A U.S.-led coalition has been striking the group since August, and Iraqi forces launched an offensive this week to try to retake the militant-held city of Tikrit, on the main road linking Baghdad to Mosul.

Jack Green, chief curator of the Oriental Institute Museum at the University of Chicago and expert on Iraqi art, said Thursday that ISIS seems bent on destroying objects they view as idols representing religions and cultures that don't conform to their beliefs.

"It's the deliberate destruction of a heritage and its images, intended to erase history and the identity of the people of Iraq, whether in the past or the present," Green said. "And it has a major impact on the heritage of the region."

Green noted that in many of these attacks on art, pieces that can be carried away are then sold to fund the IS group, while the larger artifacts and sculptures are destroyed at the site.

DemonGeminiX
03-06-2015, 04:24 PM
A complete dick move.

Hal-9000
03-06-2015, 04:43 PM
A complete dick move.


couldn't agree more with the description :thumbsup:

deebakes
03-07-2015, 03:50 AM
:wtf2:

FBD
03-07-2015, 06:40 PM
the ensuing holy war between the main 3 bastardizations prescribes things like this to happen.

DemonGeminiX
03-07-2015, 07:10 PM
Funny how only one of those bastardizations are following through with it. Obviously, they didn't get the memo. They should be eradicated from the face of the Earth.

Hikari Kisugi
03-07-2015, 11:11 PM
This may have been posted before, but I only just found it and read it.
I find it very worth the very long read, as it explains a tremendous amount about the situation.

http://www.theatlantic.com/features/archive/2015/02/what-isis-really-wants/384980/

I find it somewhat depressing overall actually, there will be no 'stop' with these guys, they have to be driven from their lands to stop them, to stop this Caliphate. Then they will await the next one. Unless Jesus does actually turn up at one point, on their side and kill whoever leads Rome ;)
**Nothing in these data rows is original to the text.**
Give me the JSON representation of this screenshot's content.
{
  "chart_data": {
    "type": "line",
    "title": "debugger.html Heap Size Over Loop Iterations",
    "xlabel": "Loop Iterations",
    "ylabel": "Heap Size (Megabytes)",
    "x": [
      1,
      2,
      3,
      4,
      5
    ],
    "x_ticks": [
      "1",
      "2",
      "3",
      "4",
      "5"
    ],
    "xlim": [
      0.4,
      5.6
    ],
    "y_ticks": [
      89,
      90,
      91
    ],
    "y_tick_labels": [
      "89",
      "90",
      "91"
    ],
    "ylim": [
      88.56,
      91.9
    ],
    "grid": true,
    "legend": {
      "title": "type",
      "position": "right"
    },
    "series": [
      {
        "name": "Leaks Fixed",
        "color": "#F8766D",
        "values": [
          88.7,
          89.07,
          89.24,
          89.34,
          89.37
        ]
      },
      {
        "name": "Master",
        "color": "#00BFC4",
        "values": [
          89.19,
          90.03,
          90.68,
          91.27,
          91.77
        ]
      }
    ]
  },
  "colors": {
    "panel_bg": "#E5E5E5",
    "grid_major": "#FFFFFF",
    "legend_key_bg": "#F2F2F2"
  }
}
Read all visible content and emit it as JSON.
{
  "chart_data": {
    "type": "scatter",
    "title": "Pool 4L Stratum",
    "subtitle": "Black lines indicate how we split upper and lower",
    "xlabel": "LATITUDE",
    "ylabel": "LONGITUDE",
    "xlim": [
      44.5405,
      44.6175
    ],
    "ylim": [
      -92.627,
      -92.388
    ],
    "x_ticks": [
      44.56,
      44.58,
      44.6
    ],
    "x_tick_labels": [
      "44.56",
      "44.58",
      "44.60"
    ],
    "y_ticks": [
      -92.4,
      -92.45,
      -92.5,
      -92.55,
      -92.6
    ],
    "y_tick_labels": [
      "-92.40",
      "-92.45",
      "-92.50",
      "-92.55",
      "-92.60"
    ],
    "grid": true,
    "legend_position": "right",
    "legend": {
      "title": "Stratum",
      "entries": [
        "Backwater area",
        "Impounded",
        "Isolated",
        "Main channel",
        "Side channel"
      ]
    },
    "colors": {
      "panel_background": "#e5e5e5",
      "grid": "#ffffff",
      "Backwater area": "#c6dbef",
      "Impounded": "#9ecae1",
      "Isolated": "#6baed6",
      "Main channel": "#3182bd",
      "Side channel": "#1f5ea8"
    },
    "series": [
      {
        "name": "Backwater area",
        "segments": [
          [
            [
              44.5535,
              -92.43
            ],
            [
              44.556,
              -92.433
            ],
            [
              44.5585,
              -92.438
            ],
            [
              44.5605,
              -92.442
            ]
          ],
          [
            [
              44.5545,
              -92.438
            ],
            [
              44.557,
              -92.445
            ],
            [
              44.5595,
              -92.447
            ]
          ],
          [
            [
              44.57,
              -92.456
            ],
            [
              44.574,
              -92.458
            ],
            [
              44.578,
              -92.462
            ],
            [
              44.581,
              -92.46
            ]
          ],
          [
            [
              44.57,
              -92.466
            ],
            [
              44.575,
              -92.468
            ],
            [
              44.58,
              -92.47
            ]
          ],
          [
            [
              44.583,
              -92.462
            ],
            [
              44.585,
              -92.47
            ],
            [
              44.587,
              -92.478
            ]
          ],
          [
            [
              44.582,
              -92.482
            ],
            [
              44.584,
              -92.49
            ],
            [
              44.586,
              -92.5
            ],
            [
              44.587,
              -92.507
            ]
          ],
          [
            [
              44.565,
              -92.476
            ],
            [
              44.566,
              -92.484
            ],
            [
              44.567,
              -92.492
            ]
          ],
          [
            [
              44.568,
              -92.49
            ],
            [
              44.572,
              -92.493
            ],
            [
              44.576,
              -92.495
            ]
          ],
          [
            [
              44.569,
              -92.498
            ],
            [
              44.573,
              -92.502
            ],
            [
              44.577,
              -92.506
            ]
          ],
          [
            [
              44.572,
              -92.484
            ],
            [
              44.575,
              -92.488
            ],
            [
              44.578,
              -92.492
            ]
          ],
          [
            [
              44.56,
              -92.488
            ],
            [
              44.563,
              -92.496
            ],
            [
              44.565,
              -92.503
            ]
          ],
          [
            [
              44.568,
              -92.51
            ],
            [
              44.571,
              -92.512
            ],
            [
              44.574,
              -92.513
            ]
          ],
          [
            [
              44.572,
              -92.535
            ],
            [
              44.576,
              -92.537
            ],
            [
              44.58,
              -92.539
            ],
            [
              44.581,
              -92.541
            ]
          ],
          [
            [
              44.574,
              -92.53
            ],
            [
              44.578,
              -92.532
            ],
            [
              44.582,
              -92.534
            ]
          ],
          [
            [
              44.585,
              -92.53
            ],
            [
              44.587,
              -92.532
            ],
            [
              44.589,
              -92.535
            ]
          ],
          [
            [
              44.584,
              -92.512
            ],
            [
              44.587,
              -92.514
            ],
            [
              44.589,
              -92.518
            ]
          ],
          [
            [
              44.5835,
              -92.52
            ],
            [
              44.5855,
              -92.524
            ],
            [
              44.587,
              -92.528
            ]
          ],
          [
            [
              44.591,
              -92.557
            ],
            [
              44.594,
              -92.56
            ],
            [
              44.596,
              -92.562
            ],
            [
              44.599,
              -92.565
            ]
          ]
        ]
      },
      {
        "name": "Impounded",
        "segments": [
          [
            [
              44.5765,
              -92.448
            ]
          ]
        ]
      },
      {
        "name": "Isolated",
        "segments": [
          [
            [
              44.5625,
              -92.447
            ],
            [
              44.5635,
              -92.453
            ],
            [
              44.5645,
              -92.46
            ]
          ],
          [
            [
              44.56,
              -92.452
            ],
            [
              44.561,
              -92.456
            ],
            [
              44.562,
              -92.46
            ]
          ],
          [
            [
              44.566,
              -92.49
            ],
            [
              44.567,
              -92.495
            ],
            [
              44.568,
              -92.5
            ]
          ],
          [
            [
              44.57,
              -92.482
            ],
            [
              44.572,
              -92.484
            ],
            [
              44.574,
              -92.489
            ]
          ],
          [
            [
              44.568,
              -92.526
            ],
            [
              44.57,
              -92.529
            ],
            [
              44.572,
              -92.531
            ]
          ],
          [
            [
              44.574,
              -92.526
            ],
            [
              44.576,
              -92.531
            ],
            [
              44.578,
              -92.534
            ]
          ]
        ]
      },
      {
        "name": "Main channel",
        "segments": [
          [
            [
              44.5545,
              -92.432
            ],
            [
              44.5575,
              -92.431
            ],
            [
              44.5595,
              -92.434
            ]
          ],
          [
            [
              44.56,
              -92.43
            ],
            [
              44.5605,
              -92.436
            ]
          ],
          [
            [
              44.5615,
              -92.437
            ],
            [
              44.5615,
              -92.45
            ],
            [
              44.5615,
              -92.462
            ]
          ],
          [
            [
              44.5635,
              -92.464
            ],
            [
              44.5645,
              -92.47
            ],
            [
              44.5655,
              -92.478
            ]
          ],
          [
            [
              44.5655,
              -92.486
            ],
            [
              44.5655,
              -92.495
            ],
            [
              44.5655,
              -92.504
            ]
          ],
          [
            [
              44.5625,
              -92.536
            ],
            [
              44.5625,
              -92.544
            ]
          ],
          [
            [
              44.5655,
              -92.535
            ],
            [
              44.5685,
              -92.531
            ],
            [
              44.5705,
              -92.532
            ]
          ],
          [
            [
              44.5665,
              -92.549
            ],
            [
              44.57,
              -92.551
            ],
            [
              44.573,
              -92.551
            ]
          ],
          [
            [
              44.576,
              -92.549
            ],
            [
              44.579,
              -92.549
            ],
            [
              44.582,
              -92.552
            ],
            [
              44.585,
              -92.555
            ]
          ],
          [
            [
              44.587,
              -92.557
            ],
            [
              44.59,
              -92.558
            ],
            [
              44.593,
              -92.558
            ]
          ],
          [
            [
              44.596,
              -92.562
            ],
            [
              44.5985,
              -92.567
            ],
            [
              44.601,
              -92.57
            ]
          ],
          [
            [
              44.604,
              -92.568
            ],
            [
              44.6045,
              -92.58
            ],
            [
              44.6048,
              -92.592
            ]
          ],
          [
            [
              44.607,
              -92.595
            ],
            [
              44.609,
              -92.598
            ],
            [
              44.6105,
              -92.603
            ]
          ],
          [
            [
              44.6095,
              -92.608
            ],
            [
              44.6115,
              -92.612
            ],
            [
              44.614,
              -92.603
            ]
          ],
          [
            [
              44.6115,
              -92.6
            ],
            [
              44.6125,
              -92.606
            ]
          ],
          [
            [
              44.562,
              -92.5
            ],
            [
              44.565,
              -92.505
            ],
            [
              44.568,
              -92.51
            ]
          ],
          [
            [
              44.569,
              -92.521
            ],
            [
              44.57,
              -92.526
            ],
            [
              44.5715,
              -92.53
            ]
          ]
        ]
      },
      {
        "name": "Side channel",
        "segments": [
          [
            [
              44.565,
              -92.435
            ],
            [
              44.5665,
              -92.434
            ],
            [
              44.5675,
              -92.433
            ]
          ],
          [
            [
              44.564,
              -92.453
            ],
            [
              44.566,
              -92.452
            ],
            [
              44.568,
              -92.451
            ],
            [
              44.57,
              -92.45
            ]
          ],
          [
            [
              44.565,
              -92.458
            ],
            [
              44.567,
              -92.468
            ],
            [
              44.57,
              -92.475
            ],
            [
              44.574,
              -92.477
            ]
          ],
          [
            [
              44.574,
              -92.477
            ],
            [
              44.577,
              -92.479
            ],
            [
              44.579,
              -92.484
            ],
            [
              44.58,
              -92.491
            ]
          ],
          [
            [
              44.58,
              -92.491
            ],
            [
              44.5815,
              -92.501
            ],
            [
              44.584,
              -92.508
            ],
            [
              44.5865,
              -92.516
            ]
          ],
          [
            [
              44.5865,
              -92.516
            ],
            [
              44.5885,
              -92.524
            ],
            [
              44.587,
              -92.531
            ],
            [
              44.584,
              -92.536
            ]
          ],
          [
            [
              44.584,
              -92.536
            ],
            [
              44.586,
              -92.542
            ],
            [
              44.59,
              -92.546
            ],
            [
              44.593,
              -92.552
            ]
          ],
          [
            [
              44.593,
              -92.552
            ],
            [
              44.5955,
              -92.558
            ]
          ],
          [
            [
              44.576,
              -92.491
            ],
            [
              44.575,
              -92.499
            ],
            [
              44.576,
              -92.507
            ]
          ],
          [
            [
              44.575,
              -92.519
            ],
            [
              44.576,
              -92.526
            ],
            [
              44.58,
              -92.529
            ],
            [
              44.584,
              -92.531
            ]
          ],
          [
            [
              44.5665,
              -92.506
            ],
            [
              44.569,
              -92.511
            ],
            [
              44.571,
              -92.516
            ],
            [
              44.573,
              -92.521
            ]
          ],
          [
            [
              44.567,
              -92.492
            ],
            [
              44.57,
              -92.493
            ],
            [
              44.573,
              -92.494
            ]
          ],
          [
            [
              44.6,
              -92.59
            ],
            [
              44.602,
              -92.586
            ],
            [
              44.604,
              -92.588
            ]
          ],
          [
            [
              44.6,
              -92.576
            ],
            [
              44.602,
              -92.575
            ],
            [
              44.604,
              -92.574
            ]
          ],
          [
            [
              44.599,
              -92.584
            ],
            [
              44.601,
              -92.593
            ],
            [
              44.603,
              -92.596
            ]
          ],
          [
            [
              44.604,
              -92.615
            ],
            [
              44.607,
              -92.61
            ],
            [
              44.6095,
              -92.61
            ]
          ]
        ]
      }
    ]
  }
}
Frightening what a book, a man and faith is bringing to the world.

FBD
03-08-2015, 05:51 PM
Hikari, that is a nice work of fiction, but it really just paints the picture that they want the masses to believe.

Al Quaeda was this exact carefully considered set of beliefs, but it actually coincided with Islam. They werent doing quite the preposterous crap that ISIS is doing.

And DGX, wrt "following through with it...."

Read back about the whole Al Zarqawi Al Quaeda split. You want to know what that was? That was AQ telling the Mossad and CIA they had gone too far and no, we're not participating in that. We have our own ideas and are going to do our own thing. Note you have not heard jack shit nothin from them since.

AQ was not afforded open reign like ISIS has been. They were not gifted bricks of 400 million dollars, they were not allowed to sell oil on the black market. The leader of ISIS is a mossad agent for fucks sake. ISIS does not have much of any popular support amongst mulslims. Contrast that to the vast amount of support AQ had amongst the muslim population.

1984, war is peace, security is slavery , whateverthefuck.

perpetual war is by design, you guys arent quite getting that just yet?